Abstract

Abstract During three icebreaker cruises in the Arctic Ocean under different sea-ice conditions in 2002, undisturbed benthic surface sediments were collected and assayed for the presence of a short-lived (t1/2=53 d), particle-reactive cosmogenic radionuclide, 7Be, that is solely derived from atmospheric deposition. Under largely ice-covered conditions in May–June 2002, we did not detect this radionuclide in benthic surface sediments, despite significant inventories present in ice-rafted snow on the overlying sea ice (mean=86.8 Bq m−2±32.0 SD; n = 9 ). During the July–August 2002 Shelf–Basin Interactions (SBI) cruise aboard the USCGC Healy and during a simultaneous cruise of the CCGS Sir Wilfrid Laurier on the Bering and Chukchi Shelf, which occupied the same general region following retreat and dissolution of Arctic ice cover, the 7Be present in this snow as well as surface deposition on to the sea ice-free water surface was detected in many benthic surface sediments, including some as deep as 945 m in Barrow Canyon. Inventories of 7Be in sediments were as high (∼60 Bq m−2) as the entire decay-corrected inventory present earlier in some snow samples collected on the sea-ice cover.
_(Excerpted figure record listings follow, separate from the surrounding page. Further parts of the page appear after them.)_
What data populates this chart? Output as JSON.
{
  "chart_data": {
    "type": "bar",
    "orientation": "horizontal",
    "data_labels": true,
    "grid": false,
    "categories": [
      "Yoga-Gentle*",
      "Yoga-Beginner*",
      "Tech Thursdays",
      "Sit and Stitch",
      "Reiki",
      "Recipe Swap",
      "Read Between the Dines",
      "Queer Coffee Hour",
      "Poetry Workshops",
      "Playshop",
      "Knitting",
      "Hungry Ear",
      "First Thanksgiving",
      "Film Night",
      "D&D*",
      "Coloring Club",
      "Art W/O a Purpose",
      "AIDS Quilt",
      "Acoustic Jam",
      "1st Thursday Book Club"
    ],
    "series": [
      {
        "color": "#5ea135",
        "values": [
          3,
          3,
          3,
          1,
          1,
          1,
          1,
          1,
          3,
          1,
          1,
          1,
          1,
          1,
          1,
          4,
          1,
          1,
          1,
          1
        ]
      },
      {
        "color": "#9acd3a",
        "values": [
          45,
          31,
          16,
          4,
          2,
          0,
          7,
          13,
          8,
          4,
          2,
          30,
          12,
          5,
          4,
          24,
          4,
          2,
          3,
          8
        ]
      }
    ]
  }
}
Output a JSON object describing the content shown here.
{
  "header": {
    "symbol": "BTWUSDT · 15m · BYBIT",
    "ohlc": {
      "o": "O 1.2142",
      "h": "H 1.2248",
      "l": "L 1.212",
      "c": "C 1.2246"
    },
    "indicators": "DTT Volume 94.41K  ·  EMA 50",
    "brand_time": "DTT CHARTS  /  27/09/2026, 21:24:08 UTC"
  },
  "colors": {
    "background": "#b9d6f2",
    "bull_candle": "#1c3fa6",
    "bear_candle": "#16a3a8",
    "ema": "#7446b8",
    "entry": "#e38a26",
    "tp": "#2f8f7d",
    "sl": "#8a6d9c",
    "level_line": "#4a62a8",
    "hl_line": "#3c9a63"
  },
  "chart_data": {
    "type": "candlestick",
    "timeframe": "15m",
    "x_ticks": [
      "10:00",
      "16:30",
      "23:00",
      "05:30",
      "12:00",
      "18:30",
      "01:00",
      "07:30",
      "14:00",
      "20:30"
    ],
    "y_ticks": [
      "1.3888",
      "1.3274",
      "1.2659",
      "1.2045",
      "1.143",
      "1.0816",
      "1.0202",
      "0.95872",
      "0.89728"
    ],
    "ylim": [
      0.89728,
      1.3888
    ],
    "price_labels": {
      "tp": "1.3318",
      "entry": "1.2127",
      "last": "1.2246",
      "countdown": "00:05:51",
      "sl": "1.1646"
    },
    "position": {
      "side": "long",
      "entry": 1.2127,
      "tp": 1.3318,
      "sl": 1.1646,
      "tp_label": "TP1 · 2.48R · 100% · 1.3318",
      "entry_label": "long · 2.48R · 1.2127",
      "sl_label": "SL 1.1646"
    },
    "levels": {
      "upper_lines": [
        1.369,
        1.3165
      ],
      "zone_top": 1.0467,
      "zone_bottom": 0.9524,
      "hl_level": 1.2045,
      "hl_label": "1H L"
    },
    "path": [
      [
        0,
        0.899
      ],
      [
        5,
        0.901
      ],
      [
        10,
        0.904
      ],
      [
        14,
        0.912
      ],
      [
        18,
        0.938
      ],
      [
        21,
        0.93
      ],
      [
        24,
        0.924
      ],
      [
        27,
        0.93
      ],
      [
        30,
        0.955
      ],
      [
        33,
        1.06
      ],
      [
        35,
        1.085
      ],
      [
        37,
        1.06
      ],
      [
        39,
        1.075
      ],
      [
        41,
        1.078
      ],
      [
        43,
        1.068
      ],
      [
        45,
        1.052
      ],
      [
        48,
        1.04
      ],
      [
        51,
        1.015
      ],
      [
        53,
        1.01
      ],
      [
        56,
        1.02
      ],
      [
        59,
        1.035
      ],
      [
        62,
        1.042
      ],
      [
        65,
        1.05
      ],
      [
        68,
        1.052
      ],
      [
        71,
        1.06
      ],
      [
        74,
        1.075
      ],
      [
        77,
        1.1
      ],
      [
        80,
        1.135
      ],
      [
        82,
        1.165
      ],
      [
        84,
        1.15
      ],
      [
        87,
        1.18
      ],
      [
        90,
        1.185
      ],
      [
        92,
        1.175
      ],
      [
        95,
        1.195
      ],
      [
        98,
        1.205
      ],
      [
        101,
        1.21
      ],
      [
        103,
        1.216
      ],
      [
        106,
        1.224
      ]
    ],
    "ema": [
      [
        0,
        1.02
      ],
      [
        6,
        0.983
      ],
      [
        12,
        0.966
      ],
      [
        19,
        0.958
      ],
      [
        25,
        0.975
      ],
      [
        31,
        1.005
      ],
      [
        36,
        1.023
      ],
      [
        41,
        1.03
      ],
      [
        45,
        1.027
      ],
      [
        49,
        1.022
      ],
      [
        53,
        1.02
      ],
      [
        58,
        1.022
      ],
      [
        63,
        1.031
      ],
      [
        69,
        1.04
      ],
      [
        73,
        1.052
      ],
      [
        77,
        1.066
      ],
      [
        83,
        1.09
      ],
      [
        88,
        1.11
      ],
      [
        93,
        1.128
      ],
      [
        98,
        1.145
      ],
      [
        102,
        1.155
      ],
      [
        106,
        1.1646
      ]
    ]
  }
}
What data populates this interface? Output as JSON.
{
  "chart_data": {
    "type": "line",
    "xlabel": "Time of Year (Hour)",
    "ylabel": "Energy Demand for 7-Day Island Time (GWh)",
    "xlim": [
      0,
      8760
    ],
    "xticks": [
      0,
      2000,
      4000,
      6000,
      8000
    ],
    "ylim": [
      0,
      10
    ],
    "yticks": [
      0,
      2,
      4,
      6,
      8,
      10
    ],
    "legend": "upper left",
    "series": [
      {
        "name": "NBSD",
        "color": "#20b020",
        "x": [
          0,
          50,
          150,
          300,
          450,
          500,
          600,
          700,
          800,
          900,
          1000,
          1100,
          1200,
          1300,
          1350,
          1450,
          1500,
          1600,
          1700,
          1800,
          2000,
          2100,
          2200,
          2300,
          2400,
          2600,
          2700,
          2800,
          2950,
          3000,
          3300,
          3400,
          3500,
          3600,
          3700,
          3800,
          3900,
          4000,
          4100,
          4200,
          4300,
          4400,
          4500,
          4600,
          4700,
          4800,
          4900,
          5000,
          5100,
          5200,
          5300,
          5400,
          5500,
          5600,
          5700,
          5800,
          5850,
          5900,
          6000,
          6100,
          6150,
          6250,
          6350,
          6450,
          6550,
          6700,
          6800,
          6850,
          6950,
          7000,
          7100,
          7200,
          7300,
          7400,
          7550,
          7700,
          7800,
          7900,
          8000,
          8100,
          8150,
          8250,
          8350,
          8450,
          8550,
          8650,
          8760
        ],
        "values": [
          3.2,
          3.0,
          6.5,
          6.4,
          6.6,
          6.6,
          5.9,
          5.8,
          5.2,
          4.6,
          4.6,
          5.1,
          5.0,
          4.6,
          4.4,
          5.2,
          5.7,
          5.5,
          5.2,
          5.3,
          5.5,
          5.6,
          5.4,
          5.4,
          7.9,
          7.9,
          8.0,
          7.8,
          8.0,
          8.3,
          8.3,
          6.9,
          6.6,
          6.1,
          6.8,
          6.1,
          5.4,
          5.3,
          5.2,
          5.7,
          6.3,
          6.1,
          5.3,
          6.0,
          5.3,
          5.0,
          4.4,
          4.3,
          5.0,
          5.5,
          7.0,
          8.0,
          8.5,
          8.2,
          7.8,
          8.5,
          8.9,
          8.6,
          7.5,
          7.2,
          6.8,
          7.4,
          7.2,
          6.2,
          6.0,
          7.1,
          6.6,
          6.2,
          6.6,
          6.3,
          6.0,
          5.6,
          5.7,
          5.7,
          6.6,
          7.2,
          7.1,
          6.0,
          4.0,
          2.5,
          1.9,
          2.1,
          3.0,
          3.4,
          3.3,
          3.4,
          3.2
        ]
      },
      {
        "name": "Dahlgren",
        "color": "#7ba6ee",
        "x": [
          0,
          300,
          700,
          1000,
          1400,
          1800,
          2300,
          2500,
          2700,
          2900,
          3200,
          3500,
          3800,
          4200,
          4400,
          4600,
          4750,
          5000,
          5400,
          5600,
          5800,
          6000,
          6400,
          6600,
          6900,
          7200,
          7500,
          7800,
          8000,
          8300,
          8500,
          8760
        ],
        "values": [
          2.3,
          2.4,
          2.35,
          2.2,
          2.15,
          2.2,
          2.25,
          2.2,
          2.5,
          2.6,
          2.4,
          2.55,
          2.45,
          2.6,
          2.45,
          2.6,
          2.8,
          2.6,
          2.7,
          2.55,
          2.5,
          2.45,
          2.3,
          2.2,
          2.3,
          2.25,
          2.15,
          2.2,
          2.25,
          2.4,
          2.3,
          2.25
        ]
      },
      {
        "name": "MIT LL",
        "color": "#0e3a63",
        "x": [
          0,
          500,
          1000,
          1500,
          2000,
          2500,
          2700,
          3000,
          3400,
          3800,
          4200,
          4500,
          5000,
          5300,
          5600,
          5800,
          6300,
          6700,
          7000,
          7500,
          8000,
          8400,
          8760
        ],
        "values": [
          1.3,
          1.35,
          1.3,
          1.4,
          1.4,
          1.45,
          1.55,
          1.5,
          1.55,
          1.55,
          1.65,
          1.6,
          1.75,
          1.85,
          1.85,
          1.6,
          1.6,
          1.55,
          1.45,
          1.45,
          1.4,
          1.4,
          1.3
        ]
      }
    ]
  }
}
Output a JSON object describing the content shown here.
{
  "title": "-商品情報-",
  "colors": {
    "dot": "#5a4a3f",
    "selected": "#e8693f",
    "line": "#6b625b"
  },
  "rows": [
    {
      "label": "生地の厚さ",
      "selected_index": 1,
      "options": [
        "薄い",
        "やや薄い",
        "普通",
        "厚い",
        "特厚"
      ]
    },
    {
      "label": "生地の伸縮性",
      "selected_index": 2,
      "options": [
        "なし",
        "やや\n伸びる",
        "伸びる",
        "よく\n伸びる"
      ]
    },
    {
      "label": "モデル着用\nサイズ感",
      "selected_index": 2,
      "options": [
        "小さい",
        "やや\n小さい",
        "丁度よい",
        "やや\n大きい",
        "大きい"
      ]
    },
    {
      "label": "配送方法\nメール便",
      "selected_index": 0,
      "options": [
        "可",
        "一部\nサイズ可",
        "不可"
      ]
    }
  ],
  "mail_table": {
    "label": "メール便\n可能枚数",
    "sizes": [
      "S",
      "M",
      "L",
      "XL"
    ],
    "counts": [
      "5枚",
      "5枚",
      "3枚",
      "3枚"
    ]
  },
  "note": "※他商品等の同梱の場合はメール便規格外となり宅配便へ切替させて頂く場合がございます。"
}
Other deposition indicators such as the inventories of sediment chlorophyll, sediment oxygen respiration rates and 234Th-derived export fluxes also showed post-ice melt particle deposition and vertical transport, but in most cases the 7Be deposition was not tightly correlated with these other indicators, suggesting that 7Be sedimentation may not be controlled by the same processes. Our observations indicate that materials in sea ice, including contaminants, particulate organic, and mineral matter originating from atmospheric deposition or entrained in continental shelf sediments and rafted onto sea ice, can be rapidly transported to depth. The re-distribution of these materials as sea-ice drifts and eventually melts has the potential for impacting Arctic Ocean biogeochemical cycles and contaminant concentrations in areas of the Arctic remote from the original point of deposition.